I use extreme gardening Mykos and Azos before planting.

WE were making fungal teas by kick starting our compost(teaming with microbes) for fungal teas for mid flower. that was fun

Act's are just aerated compost teas. Elaine Ingham is awesome! I have a friend that was super into it and would take her classes. I've gotten into it pretty heavy before and actually have disolved oxygen meter available to me. where I think I went wrong the last couple years was switching to the tea packets. Honestly as into it as we were when doing tlo, the concept itself was super simple. I kind of want to go back to 10 gallons and a diy vortex with fresh humus or Ewc, I think those packs where funking on me. The big difference between then and now is I was doing somany more then tat I went through the material faster, now it seems to sit in a mechanical room forever doing one a couple times a run. Saw that gen hydro has small bags of the ancient forest humus, hopefully some local stores carry them.

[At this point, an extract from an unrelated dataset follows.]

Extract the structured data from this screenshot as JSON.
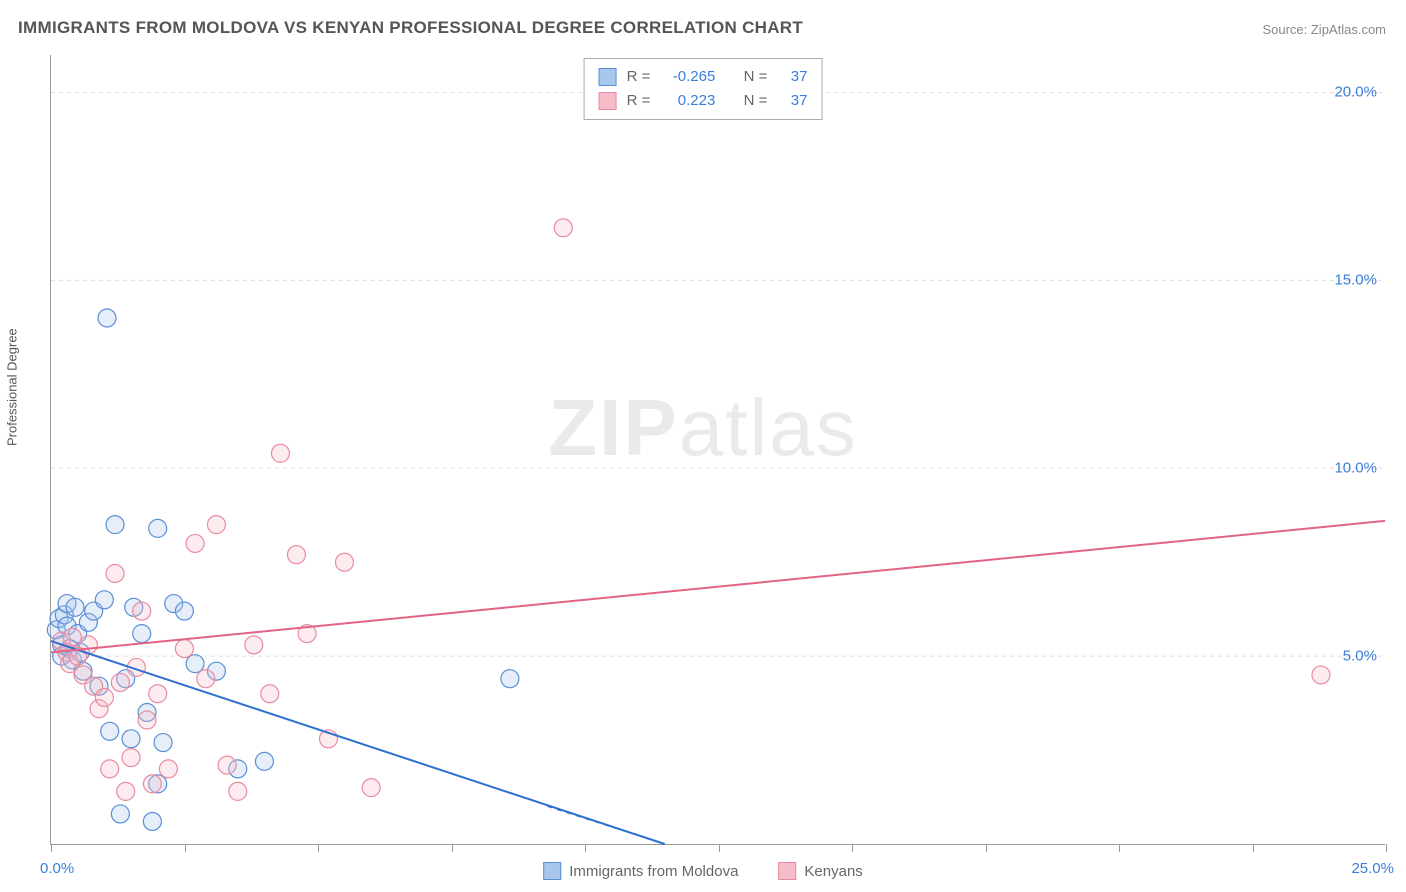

The problem I had with the bags was really unique, the tea itself would foam and smell perfect, but after application I would get that crazy funk smell when entering the room. Only happened like the morning after it was applied at lights on and went away as soon as things dried. Soil is pretty easy because it's an aerobic environment, but funk is funk, really slowed me down on the teas. The same tea applied to multi feed coco was a fucking nightmare! Had to h202 everything, then was gone. In fact I would say multi feed drip coco does. It support teas IME.

In general do you make any effort to keep carbs in the root zone? This is something I did with tlo, but between funky teas and synthetics working well I haven't fed much in the way of carbs besides the flor+
 
I add Sugaree after flower set now for carbs. I like that stuff a lot. Its super clean and is OMRI

I used to use molasses a lot before but kinda got over dealing with it. Im not TLO. I use checmical fertilizers so im trying to keep it as simple as possible.
 

theother

Member
I add Sugaree after flower set now for carbs. I like that stuff a lot. Its super clean and is OMRI

I used to use molasses a lot before but kinda got over dealing with it. Im not TLO. I use checmical fertilizers so im trying to keep it as simple as possible.

Totally agree that it's a balancing act. Really with how I've felt about my root zone carbs just didn't make sense. Not much way to help biology when the ph is 5.5

I will check out sugaree. I think I'm just gonna have to see how things look with the dolomite in the root zone. It's just been clear all has not been good, nothing bad, but not good.